The design seeks to reinterpret the farmhouse typology by combining its core elements with the functional relationships, multilayered spaces, and site sensitivity that characterize a modern home. The typological elements include a simple gable form with repeated regular openings and a central entry and stair while volumetric carving into the gable form and united multi-story openings connect the building and its occupants with the landscape. On the interior, these carved volumetric elements and their consolidated glazing open up to the site through curated views to the immediate surroundings and trees, as well as the lake in the distance.

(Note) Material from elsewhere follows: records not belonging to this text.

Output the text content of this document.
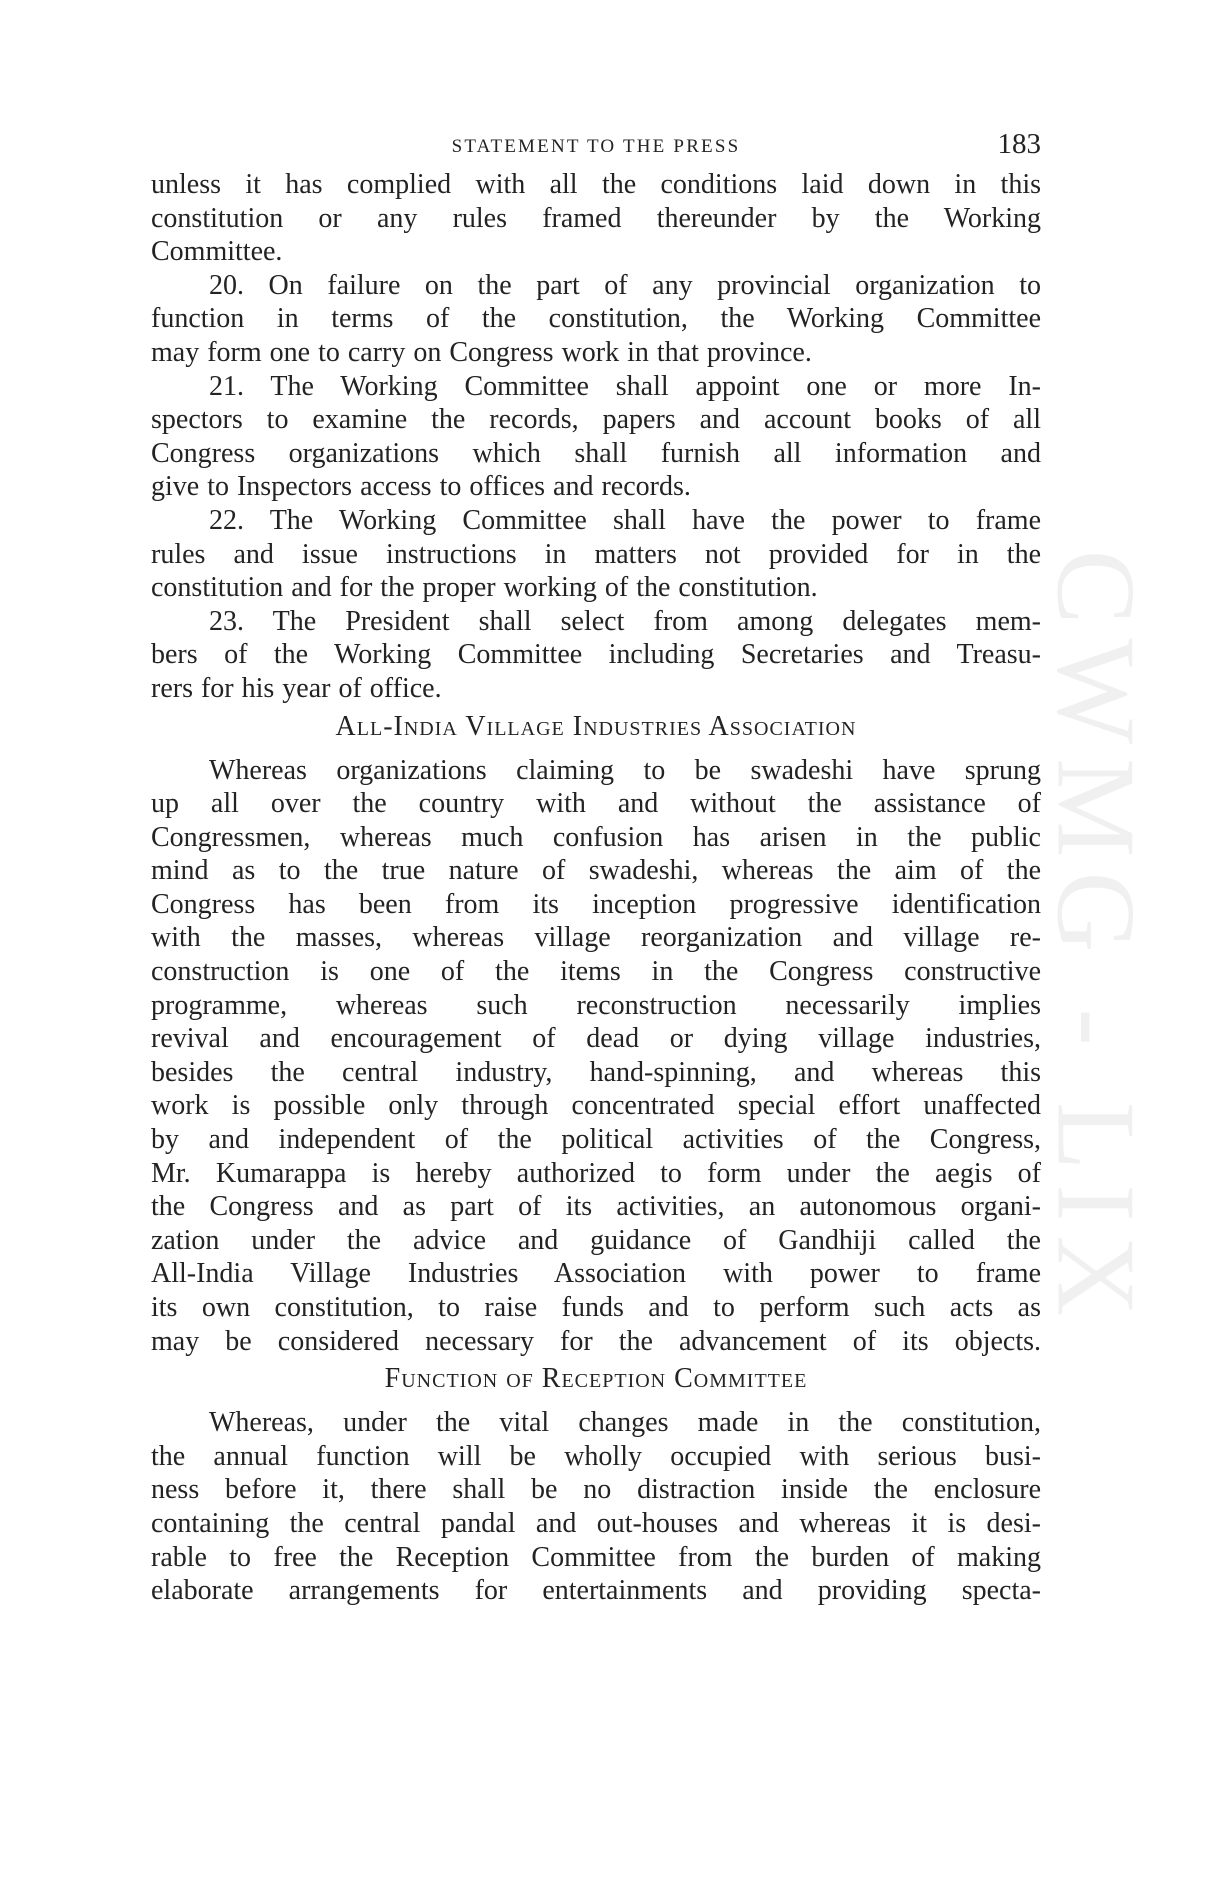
CWMG - LIX
STATEMENT TO THE PRESS	183
unless it has complied with all the conditions laid down in this
constitution or any rules framed thereunder by the Working
Committee.
20. On failure on the part of any provincial organization to
function in terms of the constitution, the Working Committee
may form one to carry on Congress work in that province.
21. The Working Committee shall appoint one or more In-
spectors to examine the records, papers and account books of all
Congress organizations which shall furnish all information and
give to Inspectors access to offices and records.
22. The Working Committee shall have the power to frame
rules and issue instructions in matters not provided for in the
constitution and for the proper working of the constitution.
23. The President shall select from among delegates mem-
bers of the Working Committee including Secretaries and Treasu-
rers for his year of office.
All-India Village Industries Association
Whereas organizations claiming to be swadeshi have sprung
up all over the country with and without the assistance of
Congressmen, whereas much confusion has arisen in the public
mind as to the true nature of swadeshi, whereas the aim of the
Congress has been from its inception progressive identification
with the masses, whereas village reorganization and village re-
construction is one of the items in the Congress constructive
programme, whereas such reconstruction necessarily implies
revival and encouragement of dead or dying village industries,
besides the central industry, hand-spinning, and whereas this
work is possible only through concentrated special effort unaffected
by and independent of the political activities of the Congress,
Mr. Kumarappa is hereby authorized to form under the aegis of
the Congress and as part of its activities, an autonomous organi-
zation under the advice and guidance of Gandhiji called the
All-India Village Industries Association with power to frame
its own constitution, to raise funds and to perform such acts as
may be considered necessary for the advancement of its objects.
Function of Reception Committee
Whereas, under the vital changes made in the constitution,
the annual function will be wholly occupied with serious busi-
ness before it, there shall be no distraction inside the enclosure
containing the central pandal and out-houses and whereas it is desi-
rable to free the Reception Committee from the burden of making
elaborate arrangements for entertainments and providing specta-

The entry of the house serves as a manifold, a single intake position from which the flows of daily work and life are distributed. After crossing a short bridge and entering the home, the visitor is aware of their elevated position with respect to the surrounding landscape as well as within the home. From this point, one can move upstairs through a light-filled stairwell to the private spaces of the home, laterally to the home office, or descend to the main kitchen, living and dining spaces which are set partially below grade.
The play between the seamless shell and modern insertions stemmed from balancing the inward-focused lifestyle of the owner with the outward nature of a hilltop site in both overall forms as well as an interior experience. On the exterior, the form of the house is articulated with a rusticated stone base that interacts with land and creates a base upon which an elevated stucco volume sits. The walls of the stucco volume are thickened and carved in to provide shade in combination with the site’s preserved trees. However, on the interior, connections to the site and nature are created through intentionally inward and intimate moments.
The kitchen and dining space is submerged into the hilltop but separated from the site’s main retaining wall to create a pocket for light to spill in from above. The dining area is a built-in nook at the center of the house but visually connected to the outdoor courtyard created by the retaining wall which tucks the house into the hilltop and is further sheltered by the entry bridge above.
The stairwell occupies one of the areas of united multi-story glazing, however, views are scaled to the human body through smaller windows banked together. On the uppermost story of the house, the skylights that illuminate the bedroom corridor are tucked into deep recesses, tempering daylight and providing a sense of shelter despite the elevated location within the house and exposed nature of the hilltop site.